La terza sezione della Corte di cassazione, con la pronuncia numero1361 del 23 gennaio 2014, è intervenuta a stravolgere il radicato orientamento della nostra giurisprudenza che negava risarcibilità autonoma del danno da morte, così come sostenuto dalle Sezioni Unite del 2008.
Il danno da perdita della vita ha una storia lunga e travagliata.

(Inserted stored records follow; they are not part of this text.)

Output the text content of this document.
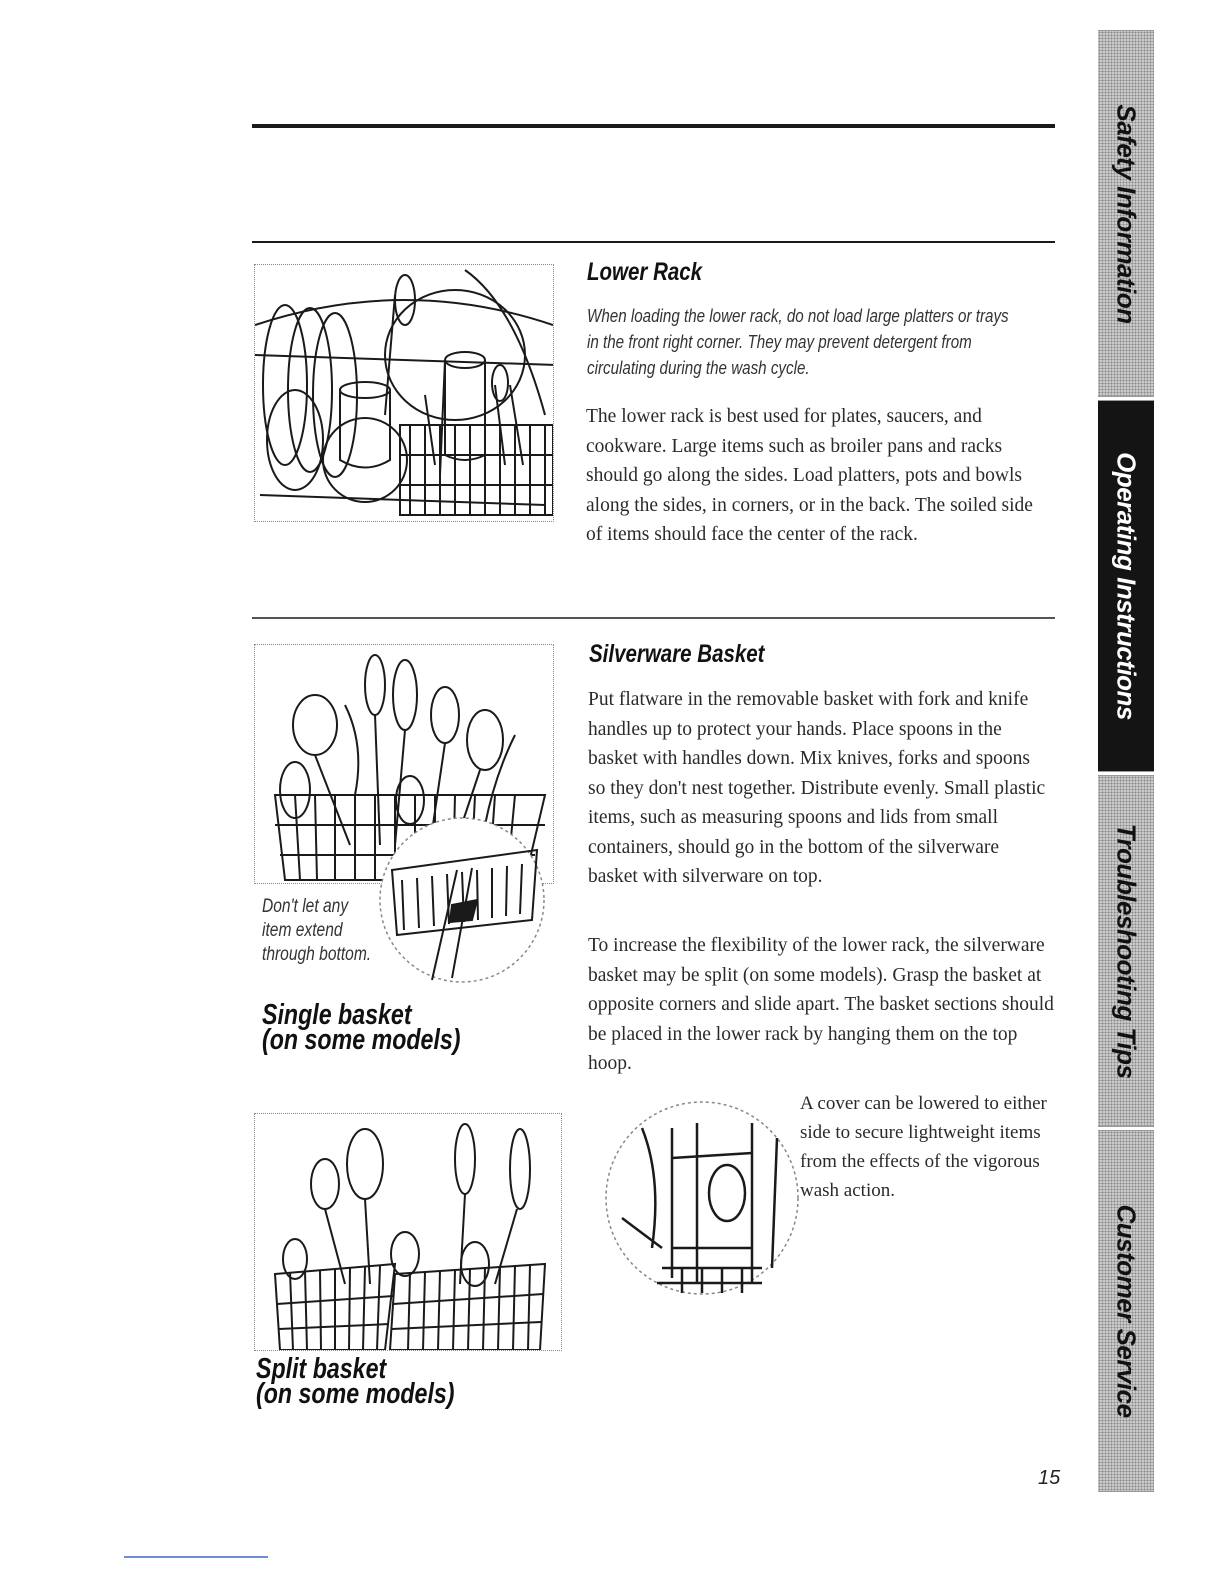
Lower Rack

When loading the lower rack, do not load large platters or trays in the front right corner. They may prevent detergent from circulating during the wash cycle.

The lower rack is best used for plates, saucers, and cookware. Large items such as broiler pans and racks should go along the sides. Load platters, pots and bowls along the sides, in corners, or in the back. The soiled side of items should face the center of the rack.

Don't let any
item extend
through bottom.
Single basket
(on some models)
Silverware Basket

Put flatware in the removable basket with fork and knife handles up to protect your hands. Place spoons in the basket with handles down. Mix knives, forks and spoons so they don't nest together. Distribute evenly. Small plastic items, such as measuring spoons and lids from small containers, should go in the bottom of the silverware basket with silverware on top.

To increase the flexibility of the lower rack, the silverware basket may be split (on some models). Grasp the basket at opposite corners and slide apart. The basket sections should be placed in the lower rack by hanging them on the top hoop.

Split basket
(on some models)

A cover can be lowered to either side to secure lightweight items from the effects of the vigorous wash action.

Safety Information
Operating Instructions
Troubleshooting Tips
Customer Service
15
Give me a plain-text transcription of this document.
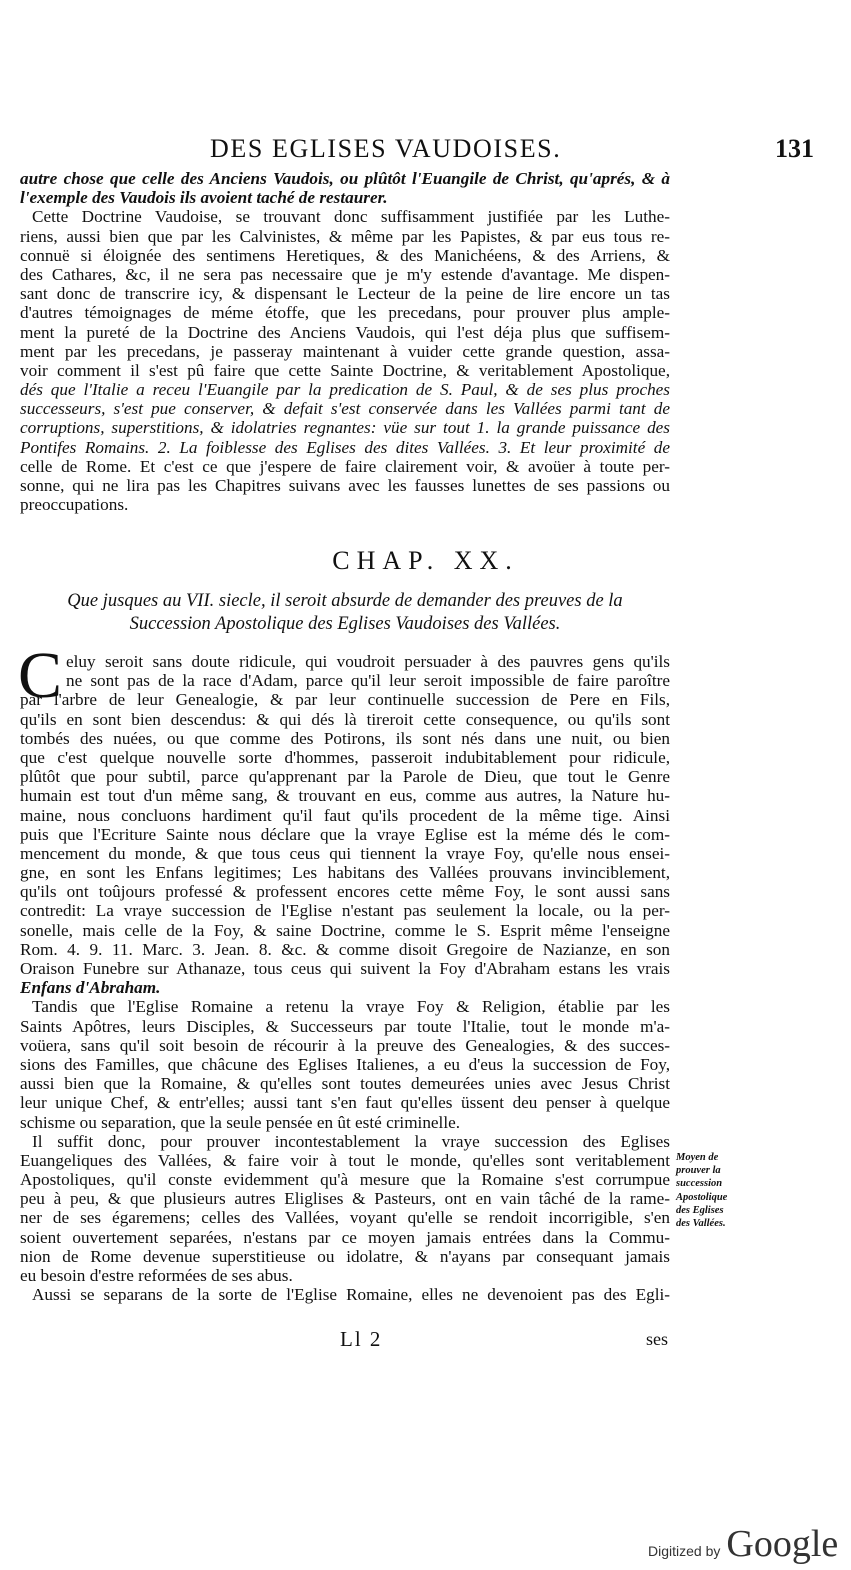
DES EGLISES VAUDOISES.	131
autre chose que celle des Anciens Vaudois, ou plûtôt l'Euangile de Christ, qu'aprés, & à
l'exemple des Vaudois ils avoient taché de restaurer.
Cette Doctrine Vaudoise, se trouvant donc suffisamment justifiée par les Luthe-
riens, aussi bien que par les Calvinistes, & même par les Papistes, & par eus tous re-
connuë si éloignée des sentimens Heretiques, & des Manichéens, & des Arriens, &
des Cathares, &c, il ne sera pas necessaire que je m'y estende d'avantage. Me dispen-
sant donc de transcrire icy, & dispensant le Lecteur de la peine de lire encore un tas
d'autres témoignages de méme étoffe, que les precedans, pour prouver plus ample-
ment la pureté de la Doctrine des Anciens Vaudois, qui l'est déja plus que suffisem-
ment par les precedans, je passeray maintenant à vuider cette grande question, assa-
voir comment il s'est pû faire que cette Sainte Doctrine, & veritablement Apostolique,
dés que l'Italie a receu l'Euangile par la predication de S. Paul, & de ses plus proches
successeurs, s'est pue conserver, & defait s'est conservée dans les Vallées parmi tant de
corruptions, superstitions, & idolatries regnantes: vüe sur tout 1. la grande puissance des
Pontifes Romains. 2. La foiblesse des Eglises des dites Vallées. 3. Et leur proximité de
celle de Rome. Et c'est ce que j'espere de faire clairement voir, & avoüer à toute per-
sonne, qui ne lira pas les Chapitres suivans avec les fausses lunettes de ses passions ou
preoccupations.
CHAP. XX.
Que jusques au VII. siecle, il seroit absurde de demander des preuves de la
Succession Apostolique des Eglises Vaudoises des Vallées.
C eluy seroit sans doute ridicule, qui voudroit persuader à des pauvres gens qu'ils
ne sont pas de la race d'Adam, parce qu'il leur seroit impossible de faire paroître
par l'arbre de leur Genealogie, & par leur continuelle succession de Pere en Fils,
qu'ils en sont bien descendus: & qui dés là tireroit cette consequence, ou qu'ils sont
tombés des nuées, ou que comme des Potirons, ils sont nés dans une nuit, ou bien
que c'est quelque nouvelle sorte d'hommes, passeroit indubitablement pour ridicule,
plûtôt que pour subtil, parce qu'apprenant par la Parole de Dieu, que tout le Genre
humain est tout d'un même sang, & trouvant en eus, comme aus autres, la Nature hu-
maine, nous concluons hardiment qu'il faut qu'ils procedent de la même tige. Ainsi
puis que l'Ecriture Sainte nous déclare que la vraye Eglise est la méme dés le com-
mencement du monde, & que tous ceus qui tiennent la vraye Foy, qu'elle nous ensei-
gne, en sont les Enfans legitimes; Les habitans des Vallées prouvans invinciblement,
qu'ils ont toûjours professé & professent encores cette même Foy, le sont aussi sans
contredit: La vraye succession de l'Eglise n'estant pas seulement la locale, ou la per-
sonelle, mais celle de la Foy, & saine Doctrine, comme le S. Esprit même l'enseigne
Rom. 4. 9. 11. Marc. 3. Jean. 8. &c. & comme disoit Gregoire de Nazianze, en son
Oraison Funebre sur Athanaze, tous ceus qui suivent la Foy d'Abraham estans les vrais
Enfans d'Abraham.
Tandis que l'Eglise Romaine a retenu la vraye Foy & Religion, établie par les
Saints Apôtres, leurs Disciples, & Successeurs par toute l'Italie, tout le monde m'a-
voüera, sans qu'il soit besoin de récourir à la preuve des Genealogies, & des succes-
sions des Familles, que châcune des Eglises Italienes, a eu d'eus la succession de Foy,
aussi bien que la Romaine, & qu'elles sont toutes demeurées unies avec Jesus Christ
leur unique Chef, & entr'elles; aussi tant s'en faut qu'elles üssent deu penser à quelque
schisme ou separation, que la seule pensée en ût esté criminelle.
Il suffit donc, pour prouver incontestablement la vraye succession des Eglises
Euangeliques des Vallées, & faire voir à tout le monde, qu'elles sont veritablement
Apostoliques, qu'il conste evidemment qu'à mesure que la Romaine s'est corrumpue
peu à peu, & que plusieurs autres Eliglises & Pasteurs, ont en vain tâché de la rame-
ner de ses égaremens; celles des Vallées, voyant qu'elle se rendoit incorrigible, s'en
soient ouvertement separées, n'estans par ce moyen jamais entrées dans la Commu-
nion de Rome devenue superstitieuse ou idolatre, & n'ayans par consequant jamais
eu besoin d'estre reformées de ses abus.
Aussi se separans de la sorte de l'Eglise Romaine, elles ne devenoient pas des Egli-
Moyen de
prouver la
succession
Apostolique
des Eglises
des Vallées.
Ll 2	ses
Digitized by Google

In un primo momento, si negò l’autonoma risarcibilità, poiché, a seguito del decesso, non esisteva più il titolare del bene vita (potendo i congiunti lamentare il proprio danno morale sofferto a causa della perdita).
In un secondo momento, si riconobbe il diritto al risarcimento del danno biologico e di quello non patrimoniale di chi attende lucidamente e consapevolmente l’estinzione della propria vita, il quale entra nel patrimonio del morente e si trasmette ai congiunti iure hereditatis, a prescindere dal lasso di tempo intercorrente tra le lesioni mortali e la morte.
A ciò corrispondeva la negazione del risarcimento del danno biologico da perdita della vita in caso di morte immediata o intervenuta a breve distanza dall’evento lesivo, in un momento, cioè, in cui mancava la consapevolezza in capo al morente della sua sorte.
La sentenza in commento riconosce senza limiti il danno da perdita della vita, quale bene supremo dell’individuo e oggetto di un diritto assoluto e inviolabile, protetto al più alto livello. Esso, pertanto, è ontologicamente distinto dal danno biologico e da quello morale terminale (meglio noto come catastrofico), e rileva nella sua oggettività di perdita del bene principale dell’uomo, a prescindere dalla consapevolezza che il danneggiato ne abbia e quindi anche dal caso di morte immediata.
La morte, per i giudici supremi, ha quale conseguenza «la perdita non già solo di qualcosa bensì di tutto; (…) non già di qualche effetto o conseguenza, bensì di tutti gli effetti e conseguenze».
La vittima, quindi, acquisisce il diritto al risarcimento istantaneamente, al momento della lesione mortale, e il relativo diritto è trasmissibile agli eredi iure hereditatis.